How could Labour's plans for greater public ownership work?
As Jeremy Corbyn prepares for his first party conference since a stronger than expected general election result, what would his plans for the state to take control of water, electricity and the railways mean for Britain?
Shareholders may not be fully compensated under Labour's nationalisation plans, it is understood.
Investors in companies judged to have behaved poorly since privatisation could lose out. They will not necessarily receive the full market value of their shareholding.
Labour figures believe Parliament should consider how much companies have invested and how they have managed their assets when it calculates compensation.
English water companies would be a priority for public ownership, and Labour may make investors exchange shares for government debt - or gilts.

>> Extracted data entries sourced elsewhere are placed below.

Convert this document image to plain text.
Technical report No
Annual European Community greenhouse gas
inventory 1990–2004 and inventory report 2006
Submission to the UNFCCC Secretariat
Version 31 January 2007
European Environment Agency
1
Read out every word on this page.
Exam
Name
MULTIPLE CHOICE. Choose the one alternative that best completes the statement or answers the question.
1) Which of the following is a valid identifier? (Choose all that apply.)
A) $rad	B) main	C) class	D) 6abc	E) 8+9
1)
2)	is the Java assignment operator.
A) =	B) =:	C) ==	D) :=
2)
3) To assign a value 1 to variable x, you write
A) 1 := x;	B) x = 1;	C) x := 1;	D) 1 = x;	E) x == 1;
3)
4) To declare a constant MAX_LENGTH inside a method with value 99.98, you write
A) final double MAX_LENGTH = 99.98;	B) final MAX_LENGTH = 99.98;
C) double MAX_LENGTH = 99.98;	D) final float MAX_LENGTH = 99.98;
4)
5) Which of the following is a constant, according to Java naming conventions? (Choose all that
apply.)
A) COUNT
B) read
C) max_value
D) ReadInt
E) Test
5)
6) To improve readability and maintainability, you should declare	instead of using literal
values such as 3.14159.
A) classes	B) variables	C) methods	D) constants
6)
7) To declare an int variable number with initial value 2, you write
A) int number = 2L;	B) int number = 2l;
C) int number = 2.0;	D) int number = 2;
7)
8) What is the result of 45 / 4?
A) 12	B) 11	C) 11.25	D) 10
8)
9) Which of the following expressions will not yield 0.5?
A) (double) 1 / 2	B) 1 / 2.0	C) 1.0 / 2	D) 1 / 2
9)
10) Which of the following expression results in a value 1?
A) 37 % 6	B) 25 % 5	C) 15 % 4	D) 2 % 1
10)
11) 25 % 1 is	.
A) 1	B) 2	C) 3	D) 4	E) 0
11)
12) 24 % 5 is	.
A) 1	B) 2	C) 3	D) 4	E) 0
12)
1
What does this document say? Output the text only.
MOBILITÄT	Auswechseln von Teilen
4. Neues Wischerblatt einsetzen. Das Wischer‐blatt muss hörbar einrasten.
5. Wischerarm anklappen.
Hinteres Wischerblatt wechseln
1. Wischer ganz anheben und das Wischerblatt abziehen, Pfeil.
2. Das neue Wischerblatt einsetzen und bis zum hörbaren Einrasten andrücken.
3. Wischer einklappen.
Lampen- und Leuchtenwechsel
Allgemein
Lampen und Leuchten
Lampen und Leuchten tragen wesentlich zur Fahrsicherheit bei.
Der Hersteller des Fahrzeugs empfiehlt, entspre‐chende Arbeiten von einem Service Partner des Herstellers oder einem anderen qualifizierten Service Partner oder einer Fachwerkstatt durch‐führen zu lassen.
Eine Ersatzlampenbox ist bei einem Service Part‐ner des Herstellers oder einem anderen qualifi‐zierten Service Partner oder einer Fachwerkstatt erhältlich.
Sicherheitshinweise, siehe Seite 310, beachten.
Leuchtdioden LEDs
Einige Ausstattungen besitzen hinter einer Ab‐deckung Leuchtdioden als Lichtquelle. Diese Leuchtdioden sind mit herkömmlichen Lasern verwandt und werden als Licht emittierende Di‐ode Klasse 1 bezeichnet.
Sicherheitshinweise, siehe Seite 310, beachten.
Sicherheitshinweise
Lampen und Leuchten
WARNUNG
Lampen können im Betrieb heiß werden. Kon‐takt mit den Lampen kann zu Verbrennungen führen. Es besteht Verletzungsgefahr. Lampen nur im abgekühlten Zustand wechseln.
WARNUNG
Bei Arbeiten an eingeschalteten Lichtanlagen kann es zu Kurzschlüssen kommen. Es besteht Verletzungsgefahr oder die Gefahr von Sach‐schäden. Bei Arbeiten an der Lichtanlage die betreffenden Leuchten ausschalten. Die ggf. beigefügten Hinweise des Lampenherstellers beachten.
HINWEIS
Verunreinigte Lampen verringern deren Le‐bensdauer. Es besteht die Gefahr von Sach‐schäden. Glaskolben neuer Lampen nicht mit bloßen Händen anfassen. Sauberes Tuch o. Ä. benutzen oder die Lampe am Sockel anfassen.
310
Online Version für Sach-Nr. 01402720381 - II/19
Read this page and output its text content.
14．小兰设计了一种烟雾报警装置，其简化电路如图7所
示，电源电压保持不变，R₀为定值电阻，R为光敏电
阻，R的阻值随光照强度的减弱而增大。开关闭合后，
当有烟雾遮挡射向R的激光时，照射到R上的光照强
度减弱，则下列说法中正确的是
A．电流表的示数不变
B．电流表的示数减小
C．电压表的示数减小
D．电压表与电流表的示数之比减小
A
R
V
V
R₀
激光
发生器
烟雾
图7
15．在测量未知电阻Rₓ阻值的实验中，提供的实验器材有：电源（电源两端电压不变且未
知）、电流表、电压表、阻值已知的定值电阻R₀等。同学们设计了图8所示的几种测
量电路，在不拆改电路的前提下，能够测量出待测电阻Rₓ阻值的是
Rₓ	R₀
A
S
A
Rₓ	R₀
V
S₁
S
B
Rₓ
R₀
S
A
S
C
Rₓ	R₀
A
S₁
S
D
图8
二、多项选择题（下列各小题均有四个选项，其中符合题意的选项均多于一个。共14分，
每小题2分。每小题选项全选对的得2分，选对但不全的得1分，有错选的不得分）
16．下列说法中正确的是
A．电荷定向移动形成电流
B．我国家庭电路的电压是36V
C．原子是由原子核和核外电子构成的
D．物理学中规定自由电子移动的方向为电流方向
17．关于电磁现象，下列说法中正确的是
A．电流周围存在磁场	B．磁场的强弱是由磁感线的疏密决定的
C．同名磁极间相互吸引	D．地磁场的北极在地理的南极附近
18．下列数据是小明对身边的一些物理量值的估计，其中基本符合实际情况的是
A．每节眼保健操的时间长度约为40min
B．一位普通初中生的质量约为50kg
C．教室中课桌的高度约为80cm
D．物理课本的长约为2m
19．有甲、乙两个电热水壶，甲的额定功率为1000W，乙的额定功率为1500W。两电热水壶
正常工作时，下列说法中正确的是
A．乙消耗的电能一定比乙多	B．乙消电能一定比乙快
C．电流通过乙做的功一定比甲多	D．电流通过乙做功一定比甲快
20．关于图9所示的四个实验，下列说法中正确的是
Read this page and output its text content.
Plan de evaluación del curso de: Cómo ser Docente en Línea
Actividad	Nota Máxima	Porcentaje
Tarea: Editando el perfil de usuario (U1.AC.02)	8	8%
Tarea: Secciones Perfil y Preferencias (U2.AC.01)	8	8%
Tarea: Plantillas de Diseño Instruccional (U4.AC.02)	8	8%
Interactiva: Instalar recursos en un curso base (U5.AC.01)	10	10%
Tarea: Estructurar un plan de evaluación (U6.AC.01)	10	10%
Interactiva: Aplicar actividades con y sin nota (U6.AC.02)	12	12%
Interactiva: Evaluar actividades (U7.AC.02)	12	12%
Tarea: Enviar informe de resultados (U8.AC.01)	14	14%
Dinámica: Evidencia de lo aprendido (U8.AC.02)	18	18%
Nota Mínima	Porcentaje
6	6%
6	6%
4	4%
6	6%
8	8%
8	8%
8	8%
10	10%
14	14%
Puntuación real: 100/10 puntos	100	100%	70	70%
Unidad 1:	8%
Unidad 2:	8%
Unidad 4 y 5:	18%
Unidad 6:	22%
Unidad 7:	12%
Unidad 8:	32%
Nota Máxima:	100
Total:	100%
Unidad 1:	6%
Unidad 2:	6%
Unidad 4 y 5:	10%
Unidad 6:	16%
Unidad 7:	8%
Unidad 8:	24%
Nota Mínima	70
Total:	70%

Prof David Hall, from Greenwich University, says the nationalisation of the failing bank Northern Rock - and a court case that followed - showed it was "perfectly reasonable" for the government to take ownership of a private company without fully compensating shareholders.
In Northern Rock's case, investors were paid nothing.
During Jeremy Corbyn's first leadership campaign John McDonnell - then Mr Corbyn's campaign agent, now shadow chancellor - warned a Labour government might take back recently privatised companies with reduced compensation or none at all.
Prof Hall says: "Some people think of it as the government just buying things on the stock market. That's not how public ownership works."
Labour thinks privatisations in the 1980s and 1990s were a bad idea, and that privatised companies give consumers a bad deal.
'Bargain basement prices'
Mariana Mazzucato is the Director of UCL's Institute for Innovation and Public Purpose and a former Labour adviser.
She doesn't advocate the party's policy, but warns that privatisation without enough conditions attached can see businesses "benefiting massively from publicly created value".
They can get assets at "bargain basement prices," she says, and may not invest further but enjoy short-term profits.
"It ends up in the private sector, having [come] from the public sector, and [the new owner] not having done its part."
Labour says prices would be lower under public ownership because the state can borrow to fund investment more cheaply than private companies.
Disruptive?
Britain would need to borrow tens of billions of pounds to fund nationalisations, but would then hold valuable assets.
Supporters point out water, for example, was never privatised in Scotland and Northern Ireland, and is run by a not-for-profit company in Wales. There are plenty of examples on the Continent of publicly run utilities.
But the details of Labour's likely plans show how disruptive they could be to some businesses.
Taking control of English water companies would see the state ordering companies whose shares are not listed on the stock exchange - some of whose owners are based abroad - to hand over equity in return for public debt.
Opponents say this would alarm investors, driving them and their money abroad.
With electricity, the party intends to take charge of the companies that run regional power networks by changing their licence terms. Private companies would be left owning - but no longer controlling - electricity lines and substations.
Rail franchises - the rights to run trains in different parts of the country - would be taken up by the state as they expired.
To sceptics and critics, there is a hole at the heart of the plan: any evidence that the state would do a better job than private companies.
Oxford economist and former head of the Office of Fair Trading Sir John Vickers says neither public nor private control is innately superior for businesses where consumers can't shop around - such as control of water pipes.
Interference and inefficiency?
Independent regulation can deal with many problems, he says, but adds: "Memories can be short. The previous era, the nationalised era, was not exactly glorious in terms of efficiency, customer service and investment in these sectors."
Put more robustly - nationalisation's critics think it would see a return to political interference and inefficiency.
Who's right? There are clues, in not only longstanding public companies but also new ones.
In Bristol and Nottingham, the city councils own their own energy retail businesses.
Bristol Energy was set up under a previous independent mayor, but the present Labour incumbent Marvin Rees says: "We are the shareholder as the city. When we make a return, it comes back into the city. People are buying a product off a company that invests in Bristol."
Public ownership for them means not just the principle of control, but ethical behaviour: advice for customers and seeking out the best deals for people who struggle to heat their homes.
Crucially, if it works, it will be taxpayers, not shareholders, who benefit - if it works.
For now, Bristol Energy is losing money, more than £10m over two years. The city has given the company loans and guarantees worth £17m. The company expects to be profitable by 2021.
Plenty of new companies lose money, but when I ask Bristol Energy's managing director, Peter Haigh, how much he expects to have lost by 2021, I don't get an answer. As with any business, failure is possible, and here taxpayers would bear the cost.
Neither side in this debate can prove by accountancy or precedent that nationalisation would see consumers better or worse off.
One group has been proven wrong though: those who paid the policy little attention when Labour's manifesto leaked before the general election because they thought the party leader was about to lead his party to political annihilation.
Mr Corbyn and Corbynism survived. The nationalisation debate is back.